Nature is the ultimate reality check, the consummate teacher—of wet and dry, cold and hot, open and closed, high and low, slow and fast—in fact, of any measure of where and how we are in space and time. There is no virtual here, only what is, only the truth.
And more of that truth, it seems to me, would serve us well in how we live our lives. Nature teaches human beings awareness, curiosity, wonder and gratitude. She knows nothing of deadlines. Her time isn't parceled out to fit neatly between station breaks. Her messages aren't sucked dry of nuance and color just so they'll fit on a 3" screen in less than 140 characters. And she has no interest in making life all about winners and losers.
DON'T BRING A BOOK
So how do we use Nature's example to help us reclaim our own sense of reality? Let's start with a couple of broad strokes: First, we should do what we say we do, and let technology be our tool, not our life. And we need to break out of our media-induced expectation of instant gratification, and learn be more patient and mindful.

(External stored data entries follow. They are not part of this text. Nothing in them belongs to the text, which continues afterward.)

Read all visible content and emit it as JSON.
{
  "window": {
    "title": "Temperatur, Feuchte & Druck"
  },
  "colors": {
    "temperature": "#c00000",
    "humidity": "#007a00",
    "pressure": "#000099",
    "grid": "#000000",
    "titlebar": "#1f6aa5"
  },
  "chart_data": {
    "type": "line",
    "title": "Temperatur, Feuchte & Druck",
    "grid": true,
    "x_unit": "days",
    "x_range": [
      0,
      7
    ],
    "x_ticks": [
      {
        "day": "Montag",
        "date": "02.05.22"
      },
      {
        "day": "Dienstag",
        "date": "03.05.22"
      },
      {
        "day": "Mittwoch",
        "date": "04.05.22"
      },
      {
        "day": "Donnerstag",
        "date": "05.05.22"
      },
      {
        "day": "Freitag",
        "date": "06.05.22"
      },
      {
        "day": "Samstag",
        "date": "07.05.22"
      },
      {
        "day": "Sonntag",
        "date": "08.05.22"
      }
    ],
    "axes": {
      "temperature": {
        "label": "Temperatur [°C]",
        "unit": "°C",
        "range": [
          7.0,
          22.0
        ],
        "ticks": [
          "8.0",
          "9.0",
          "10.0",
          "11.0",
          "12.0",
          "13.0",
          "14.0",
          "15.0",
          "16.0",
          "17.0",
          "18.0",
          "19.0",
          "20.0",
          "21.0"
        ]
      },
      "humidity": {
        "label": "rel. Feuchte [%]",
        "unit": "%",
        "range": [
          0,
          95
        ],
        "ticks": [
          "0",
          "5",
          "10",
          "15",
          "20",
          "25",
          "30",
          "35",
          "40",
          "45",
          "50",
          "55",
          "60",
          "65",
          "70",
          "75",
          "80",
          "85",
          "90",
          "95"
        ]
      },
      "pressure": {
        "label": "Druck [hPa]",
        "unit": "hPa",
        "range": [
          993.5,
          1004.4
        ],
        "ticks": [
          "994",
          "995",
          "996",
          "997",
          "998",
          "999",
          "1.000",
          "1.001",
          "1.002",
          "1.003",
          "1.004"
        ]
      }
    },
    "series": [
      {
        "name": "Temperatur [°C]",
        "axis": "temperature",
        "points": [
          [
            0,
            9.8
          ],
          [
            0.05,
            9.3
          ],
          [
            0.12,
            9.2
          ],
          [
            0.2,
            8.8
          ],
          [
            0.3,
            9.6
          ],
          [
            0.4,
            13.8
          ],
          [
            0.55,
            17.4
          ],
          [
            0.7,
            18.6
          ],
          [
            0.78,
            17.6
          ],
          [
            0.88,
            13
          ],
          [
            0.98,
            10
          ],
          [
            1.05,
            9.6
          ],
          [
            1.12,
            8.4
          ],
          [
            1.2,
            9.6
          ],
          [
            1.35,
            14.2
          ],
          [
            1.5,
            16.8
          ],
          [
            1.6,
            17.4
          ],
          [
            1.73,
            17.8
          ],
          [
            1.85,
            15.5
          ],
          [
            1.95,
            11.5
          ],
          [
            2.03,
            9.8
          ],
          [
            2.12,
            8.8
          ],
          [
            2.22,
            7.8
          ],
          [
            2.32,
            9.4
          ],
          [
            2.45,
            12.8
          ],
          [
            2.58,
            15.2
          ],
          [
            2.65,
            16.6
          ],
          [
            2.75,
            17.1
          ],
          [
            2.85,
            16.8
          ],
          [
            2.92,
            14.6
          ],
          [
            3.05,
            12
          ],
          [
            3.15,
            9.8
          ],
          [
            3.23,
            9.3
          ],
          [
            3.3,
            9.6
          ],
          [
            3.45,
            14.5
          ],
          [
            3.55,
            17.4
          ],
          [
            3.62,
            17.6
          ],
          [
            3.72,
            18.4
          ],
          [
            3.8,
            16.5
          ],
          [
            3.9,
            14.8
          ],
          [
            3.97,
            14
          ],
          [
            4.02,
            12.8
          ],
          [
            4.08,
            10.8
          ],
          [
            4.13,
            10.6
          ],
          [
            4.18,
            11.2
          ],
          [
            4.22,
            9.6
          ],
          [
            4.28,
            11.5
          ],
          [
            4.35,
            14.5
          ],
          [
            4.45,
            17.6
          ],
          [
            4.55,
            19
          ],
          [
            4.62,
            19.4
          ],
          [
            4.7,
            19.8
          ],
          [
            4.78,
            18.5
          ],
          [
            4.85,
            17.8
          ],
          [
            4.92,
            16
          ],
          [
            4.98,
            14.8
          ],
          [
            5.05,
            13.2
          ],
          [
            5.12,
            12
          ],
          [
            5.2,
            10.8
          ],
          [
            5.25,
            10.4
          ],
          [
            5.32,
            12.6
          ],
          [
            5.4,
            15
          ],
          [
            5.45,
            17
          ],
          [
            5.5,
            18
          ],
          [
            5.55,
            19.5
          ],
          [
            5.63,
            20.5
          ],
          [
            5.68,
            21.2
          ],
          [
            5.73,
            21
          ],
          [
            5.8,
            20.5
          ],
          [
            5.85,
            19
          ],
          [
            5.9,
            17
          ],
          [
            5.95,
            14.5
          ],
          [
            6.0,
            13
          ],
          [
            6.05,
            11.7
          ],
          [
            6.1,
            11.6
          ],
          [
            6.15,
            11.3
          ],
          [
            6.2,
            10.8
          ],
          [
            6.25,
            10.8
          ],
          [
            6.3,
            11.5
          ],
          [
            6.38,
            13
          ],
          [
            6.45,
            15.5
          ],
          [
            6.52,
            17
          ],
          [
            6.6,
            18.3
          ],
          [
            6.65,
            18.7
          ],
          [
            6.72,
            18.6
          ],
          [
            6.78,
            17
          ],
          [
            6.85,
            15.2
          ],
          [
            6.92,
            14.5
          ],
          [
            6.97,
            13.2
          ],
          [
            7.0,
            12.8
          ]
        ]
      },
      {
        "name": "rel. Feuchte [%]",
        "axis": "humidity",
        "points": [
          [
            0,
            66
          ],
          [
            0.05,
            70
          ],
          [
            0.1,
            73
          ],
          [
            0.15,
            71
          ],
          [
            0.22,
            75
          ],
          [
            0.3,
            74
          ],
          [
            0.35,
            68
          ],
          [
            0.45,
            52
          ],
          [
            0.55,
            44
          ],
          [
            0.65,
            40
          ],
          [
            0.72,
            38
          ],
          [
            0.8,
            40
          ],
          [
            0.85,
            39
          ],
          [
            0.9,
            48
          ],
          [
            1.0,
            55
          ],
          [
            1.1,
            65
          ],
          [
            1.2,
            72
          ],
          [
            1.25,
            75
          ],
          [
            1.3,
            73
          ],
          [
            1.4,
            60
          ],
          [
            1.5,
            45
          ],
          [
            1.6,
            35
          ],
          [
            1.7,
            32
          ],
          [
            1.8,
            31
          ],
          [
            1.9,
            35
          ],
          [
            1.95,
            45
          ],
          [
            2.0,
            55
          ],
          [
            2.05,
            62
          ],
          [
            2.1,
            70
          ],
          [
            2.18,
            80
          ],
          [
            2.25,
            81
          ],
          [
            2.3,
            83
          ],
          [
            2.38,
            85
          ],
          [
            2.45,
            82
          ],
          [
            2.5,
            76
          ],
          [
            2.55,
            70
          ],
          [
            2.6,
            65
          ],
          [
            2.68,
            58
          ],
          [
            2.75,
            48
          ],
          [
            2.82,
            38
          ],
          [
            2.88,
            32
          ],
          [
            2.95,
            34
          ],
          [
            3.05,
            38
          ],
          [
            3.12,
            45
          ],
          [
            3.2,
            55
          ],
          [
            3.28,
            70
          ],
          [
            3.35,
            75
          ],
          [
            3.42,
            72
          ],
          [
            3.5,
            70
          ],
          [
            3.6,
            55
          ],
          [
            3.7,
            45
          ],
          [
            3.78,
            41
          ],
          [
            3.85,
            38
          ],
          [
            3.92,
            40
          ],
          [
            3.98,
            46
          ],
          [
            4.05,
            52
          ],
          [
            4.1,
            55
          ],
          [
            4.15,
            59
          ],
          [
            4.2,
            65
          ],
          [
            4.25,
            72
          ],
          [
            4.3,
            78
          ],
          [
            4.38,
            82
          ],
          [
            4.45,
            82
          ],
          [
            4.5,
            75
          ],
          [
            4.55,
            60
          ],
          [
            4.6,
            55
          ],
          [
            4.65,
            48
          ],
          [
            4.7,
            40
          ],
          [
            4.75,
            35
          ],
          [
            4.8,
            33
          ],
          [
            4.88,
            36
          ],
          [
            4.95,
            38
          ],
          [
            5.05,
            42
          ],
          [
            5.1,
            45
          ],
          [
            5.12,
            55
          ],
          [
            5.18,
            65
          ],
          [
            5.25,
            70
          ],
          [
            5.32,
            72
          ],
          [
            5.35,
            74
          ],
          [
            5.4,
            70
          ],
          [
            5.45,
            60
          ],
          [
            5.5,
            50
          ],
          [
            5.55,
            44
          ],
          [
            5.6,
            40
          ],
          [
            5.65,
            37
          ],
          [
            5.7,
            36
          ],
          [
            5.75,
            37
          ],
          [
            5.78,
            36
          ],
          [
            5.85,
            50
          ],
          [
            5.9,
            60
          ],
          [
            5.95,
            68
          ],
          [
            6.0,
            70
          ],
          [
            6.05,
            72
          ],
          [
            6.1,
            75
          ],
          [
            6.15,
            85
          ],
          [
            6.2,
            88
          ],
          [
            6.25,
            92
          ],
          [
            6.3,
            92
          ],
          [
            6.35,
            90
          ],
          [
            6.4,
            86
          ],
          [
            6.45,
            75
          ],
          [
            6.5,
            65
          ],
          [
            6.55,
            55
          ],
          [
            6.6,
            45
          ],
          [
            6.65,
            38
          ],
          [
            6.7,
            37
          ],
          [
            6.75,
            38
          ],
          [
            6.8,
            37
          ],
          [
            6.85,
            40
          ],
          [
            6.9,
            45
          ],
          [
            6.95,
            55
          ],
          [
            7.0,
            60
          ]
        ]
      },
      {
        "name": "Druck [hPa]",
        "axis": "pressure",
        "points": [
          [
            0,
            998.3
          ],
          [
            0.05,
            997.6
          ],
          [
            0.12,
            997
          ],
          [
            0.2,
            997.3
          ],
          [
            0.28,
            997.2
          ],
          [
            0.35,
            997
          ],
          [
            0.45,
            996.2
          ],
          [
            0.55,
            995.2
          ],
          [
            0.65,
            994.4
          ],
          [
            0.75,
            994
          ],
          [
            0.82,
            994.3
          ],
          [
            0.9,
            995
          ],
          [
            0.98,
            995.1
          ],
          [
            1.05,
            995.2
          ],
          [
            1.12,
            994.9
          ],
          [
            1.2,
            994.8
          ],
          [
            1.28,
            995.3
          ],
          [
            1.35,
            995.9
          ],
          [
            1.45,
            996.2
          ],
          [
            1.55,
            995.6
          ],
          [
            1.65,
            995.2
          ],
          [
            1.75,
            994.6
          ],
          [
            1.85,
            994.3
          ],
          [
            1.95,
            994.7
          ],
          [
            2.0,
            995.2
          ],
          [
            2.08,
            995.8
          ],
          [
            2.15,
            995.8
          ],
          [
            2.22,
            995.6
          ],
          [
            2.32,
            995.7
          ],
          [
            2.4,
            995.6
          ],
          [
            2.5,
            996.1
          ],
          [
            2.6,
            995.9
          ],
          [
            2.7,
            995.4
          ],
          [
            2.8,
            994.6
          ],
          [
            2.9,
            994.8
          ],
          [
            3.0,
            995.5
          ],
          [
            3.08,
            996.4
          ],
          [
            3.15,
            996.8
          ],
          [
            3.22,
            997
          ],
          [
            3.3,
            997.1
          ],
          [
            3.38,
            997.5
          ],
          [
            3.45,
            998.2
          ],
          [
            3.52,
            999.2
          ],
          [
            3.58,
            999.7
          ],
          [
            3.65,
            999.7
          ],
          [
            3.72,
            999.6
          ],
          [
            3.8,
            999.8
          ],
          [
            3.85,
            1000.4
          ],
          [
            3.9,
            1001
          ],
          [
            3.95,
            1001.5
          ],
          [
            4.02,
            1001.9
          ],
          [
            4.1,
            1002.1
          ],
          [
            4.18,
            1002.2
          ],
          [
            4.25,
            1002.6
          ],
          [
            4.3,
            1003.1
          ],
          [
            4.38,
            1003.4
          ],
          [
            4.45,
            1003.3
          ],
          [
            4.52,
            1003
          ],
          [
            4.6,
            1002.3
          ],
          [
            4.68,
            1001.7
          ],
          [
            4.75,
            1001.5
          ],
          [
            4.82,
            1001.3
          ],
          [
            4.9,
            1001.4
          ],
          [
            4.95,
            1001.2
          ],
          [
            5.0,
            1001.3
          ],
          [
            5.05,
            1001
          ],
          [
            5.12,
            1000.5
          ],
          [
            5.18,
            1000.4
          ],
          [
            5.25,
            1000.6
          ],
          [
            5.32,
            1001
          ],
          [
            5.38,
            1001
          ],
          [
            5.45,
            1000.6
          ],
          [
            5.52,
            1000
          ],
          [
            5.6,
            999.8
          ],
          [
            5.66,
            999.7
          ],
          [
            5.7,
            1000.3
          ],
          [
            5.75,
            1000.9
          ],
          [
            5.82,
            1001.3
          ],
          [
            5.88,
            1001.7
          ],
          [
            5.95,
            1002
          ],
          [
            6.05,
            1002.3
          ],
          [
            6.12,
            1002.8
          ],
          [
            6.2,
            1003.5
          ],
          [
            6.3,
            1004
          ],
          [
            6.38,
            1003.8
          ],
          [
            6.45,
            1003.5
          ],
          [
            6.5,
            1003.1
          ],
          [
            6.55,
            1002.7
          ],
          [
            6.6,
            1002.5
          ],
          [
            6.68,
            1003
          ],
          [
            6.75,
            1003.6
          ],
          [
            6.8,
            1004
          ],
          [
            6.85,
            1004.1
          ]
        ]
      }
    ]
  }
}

Examine the myths of certainty and expectation that may color your life, and ask yourself their price.
More specifically, here some simple steps anyone can take to start building a new, healthier, more honest reality:
- Get off the screen and into the scene. That means taking regular breaks where you disconnect from demands on your time and attention by anyone or anything that's not actually there with you.
- Get outdoors as often as possible. (Why not take scientist, environmentalist and broadcaster David Suzuki's 30/30 Challenge and spend at least 30 minutes a day outside in Nature every day in May?)
- Give yourself permission to not have an agenda. Find a beautiful, quiet place and just sit, just be.
- Don't bring a book. I know some will bristle at this, but the escape you want is to the here and now, not being transported to some other time and place.
- Take a kid with you sometimes; they're the original experts on honesty and presence.
- Examine the myths of certainty and expectation (including that of instant gratification) that may color your life, and ask yourself their price.
- Celebrate the difference between real-life, firsthand experience with Nature—the kind that uses all your senses—and the sped-up, dumbed-down version parceled out to us by the 24/7 global news/entertainment industry.
Think of these measures as an investment in a safer, saner reality, one whose return might be realized not just in greater clarity about what's genuine and good, but in better physical and mental health, in the richness and reach of your spiritual life; in sheer fun and relaxation, and in so many other ways.
And it's an investment whose principle can never be touched by the failings of ego or excess…or, God forbid, 72 lousy characters of virtual reality aimed at suckers who don't know any better.